As China's new leadership was elected and its Constitution revised, this year's "two sessions" have captured lots of global attention. China Today recently had a written interview with Jean-Guy Carrier, executive chairman of the Silk Road Chamber of International Commerce and a non-resident senior fellow of the Chongyang Institute for Financial Studies at Renmin University of China. The following are his opinions on the Belt and Road Initiative.
The Belt and Road Initiative is the most important development project of the 21st Century. It will invest trillions of USD to build roads, railways, ports, airports, and telecommunications systems throughout the more than 60 countries along the Belt and Road in Africa, Asia Pacific, the Middle East, and Europe. This scale of investment will help lift millions of people out of poverty as it improves living standards in the countries along the routes and beyond.
The Belt and Road Initiative (BRI) is not only about development. It marks a different approach to cooperation among nations, based on mutual interest and mutual respect.

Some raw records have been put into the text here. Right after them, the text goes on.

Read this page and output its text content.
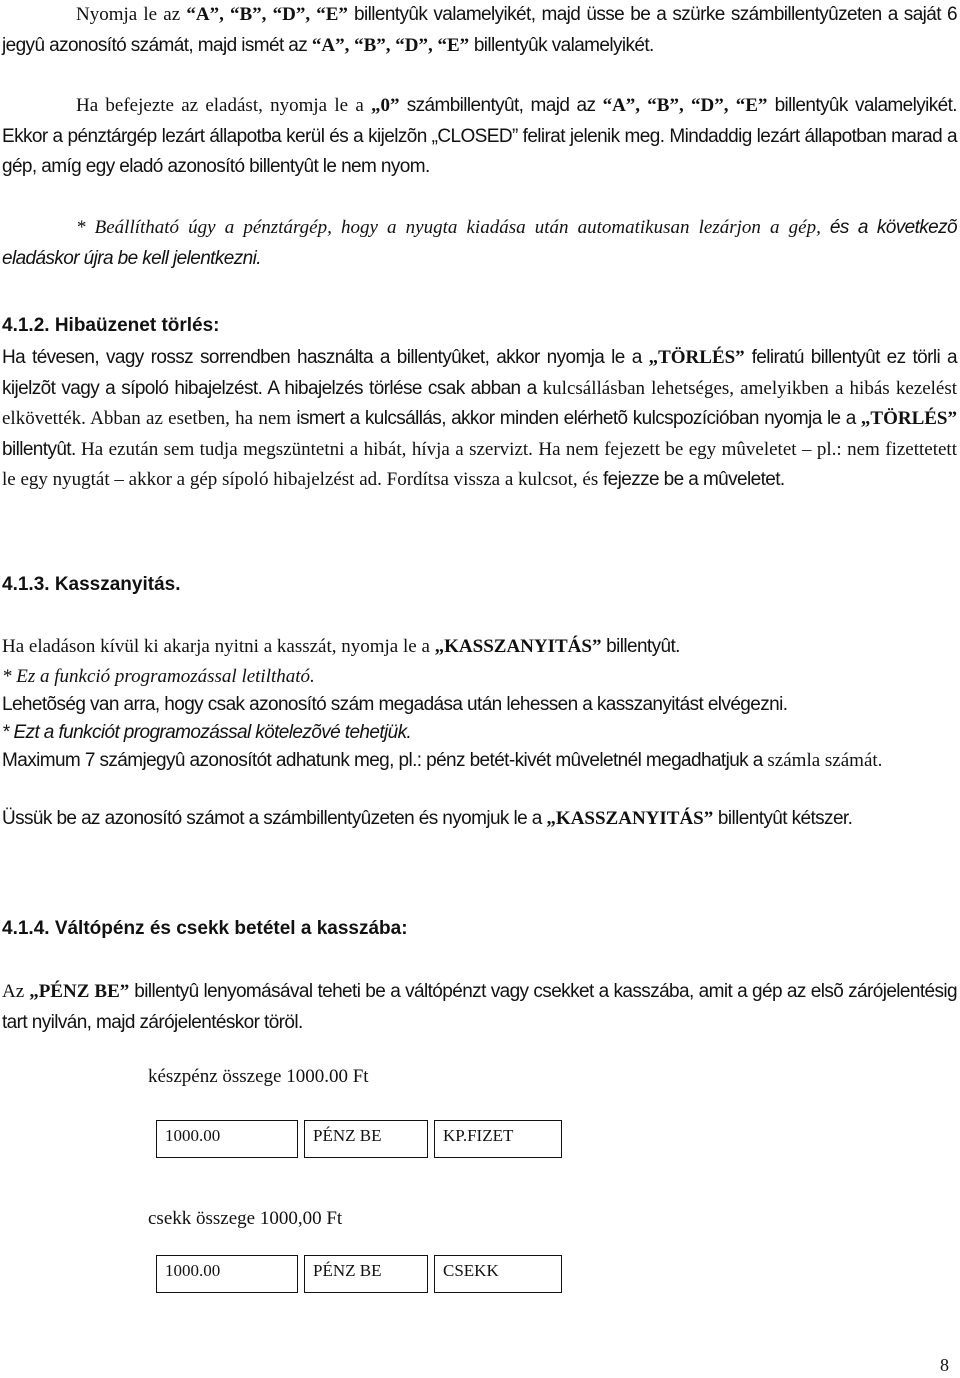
Nyomja le az “A”, “B”, “D”, “E” billentyûk valamelyikét, majd üsse be a szürke számbillentyûzeten a saját 6 jegyû azonosító számát, majd ismét az “A”, “B”, “D”, “E” billentyûk valamelyikét.

Ha befejezte az eladást, nyomja le a „0” számbillentyût, majd az “A”, “B”, “D”, “E” billentyûk valamelyikét. Ekkor a pénztárgép lezárt állapotba kerül és a kijelzõn „CLOSED” felirat jelenik meg. Mindaddig lezárt állapotban marad a gép, amíg egy eladó azonosító billentyût le nem nyom.

* Beállítható úgy a pénztárgép, hogy a nyugta kiadása után automatikusan lezárjon a gép, és a következõ eladáskor újra be kell jelentkezni.

4.1.2. Hibaüzenet törlés:

Ha tévesen, vagy rossz sorrendben használta a billentyûket, akkor nyomja le a „TÖRLÉS” feliratú billentyût ez törli a kijelzõt vagy a sípoló hibajelzést. A hibajelzés törlése csak abban a kulcsállásban lehetséges, amelyikben a hibás kezelést elkövették. Abban az esetben, ha nem ismert a kulcsállás, akkor minden elérhetõ kulcspozícióban nyomja le a „TÖRLÉS” billentyût. Ha ezután sem tudja megszüntetni a hibát, hívja a szervizt. Ha nem fejezett be egy mûveletet – pl.: nem fizettetett le egy nyugtát – akkor a gép sípoló hibajelzést ad. Fordítsa vissza a kulcsot, és fejezze be a mûveletet.

4.1.3. Kasszanyitás.

Ha eladáson kívül ki akarja nyitni a kasszát, nyomja le a „KASSZANYITÁS” billentyût.

* Ez a funkció programozással letiltható.

Lehetõség van arra, hogy csak azonosító szám megadása után lehessen a kasszanyitást elvégezni.

* Ezt a funkciót programozással kötelezõvé tehetjük.

Maximum 7 számjegyû azonosítót adhatunk meg, pl.: pénz betét-kivét mûveletnél megadhatjuk a számla számát.

Üssük be az azonosító számot a számbillentyûzeten és nyomjuk le a „KASSZANYITÁS” billentyût kétszer.

4.1.4. Váltópénz és csekk betétel a kasszába:

Az „PÉNZ BE” billentyû lenyomásával teheti be a váltópénzt vagy csekket a kasszába, amit a gép az elsõ zárójelentésig tart nyilván, majd zárójelentéskor töröl.

készpénz összege 1000.00 Ft

1000.00	PÉNZ BE	KP.FIZET

csekk összege 1000,00 Ft

1000.00	PÉNZ BE	CSEKK
8
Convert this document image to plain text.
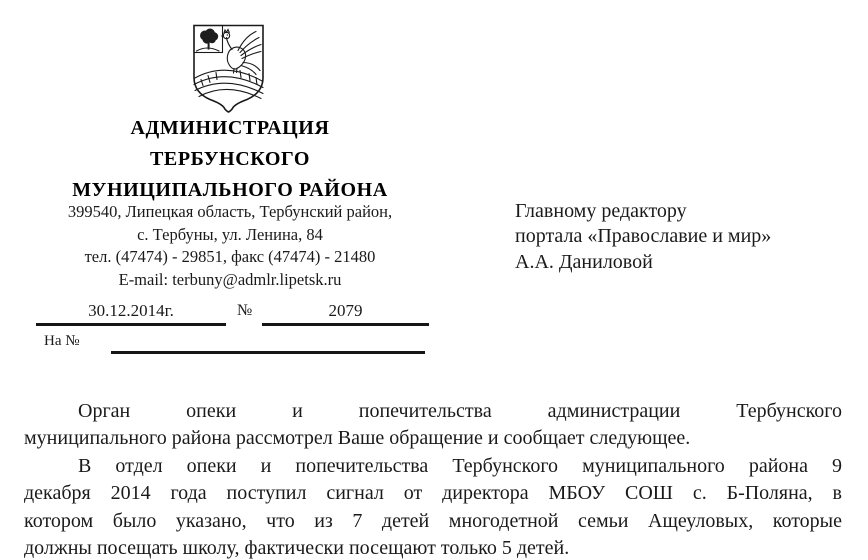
АДМИНИСТРАЦИЯ
ТЕРБУНСКОГО
МУНИЦИПАЛЬНОГО РАЙОНА
399540, Липецкая область, Тербунский район,
с. Тербуны, ул. Ленина, 84
тел. (47474) - 29851, факс (47474) - 21480
E-mail: terbuny@admlr.lipetsk.ru
30.12.2014г.	№	2079
На №
Главному редактору
портала «Православие и мир»
А.А. Даниловой
Орган опеки и попечительства администрации Тербунского
муниципального района рассмотрел Ваше обращение и сообщает следующее.
В отдел опеки и попечительства Тербунского муниципального района 9
декабря 2014 года поступил сигнал от директора МБОУ СОШ с. Б-Поляна, в
котором было указано, что из 7 детей многодетной семьи Ащеуловых, которые
должны посещать школу, фактически посещают только 5 детей.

The BRI has seen macro-economic effects that were achieved in the past through new multilateral and regional agreements on trade. By reducing transportation costs, the BRI will be as important as any new international trade agreement. As tariffs have come down, transportation costs have become the binding constraint to trade. Whereas trade agreements focused on tariffs and other obstacles to trade, the BRI projects are significantly reducing the costs of transportation and border controls, and boosting "trade facilitation" measures. Coming at a time when traditional trade agreements are facing challenges, the BRI trade liberation measures are a boost for global trade and to the global economy. Moreover, they are having the effect of bringing more "emerging" and developing economies into the global economy, as full participants and beneficiaries of trade and globalization.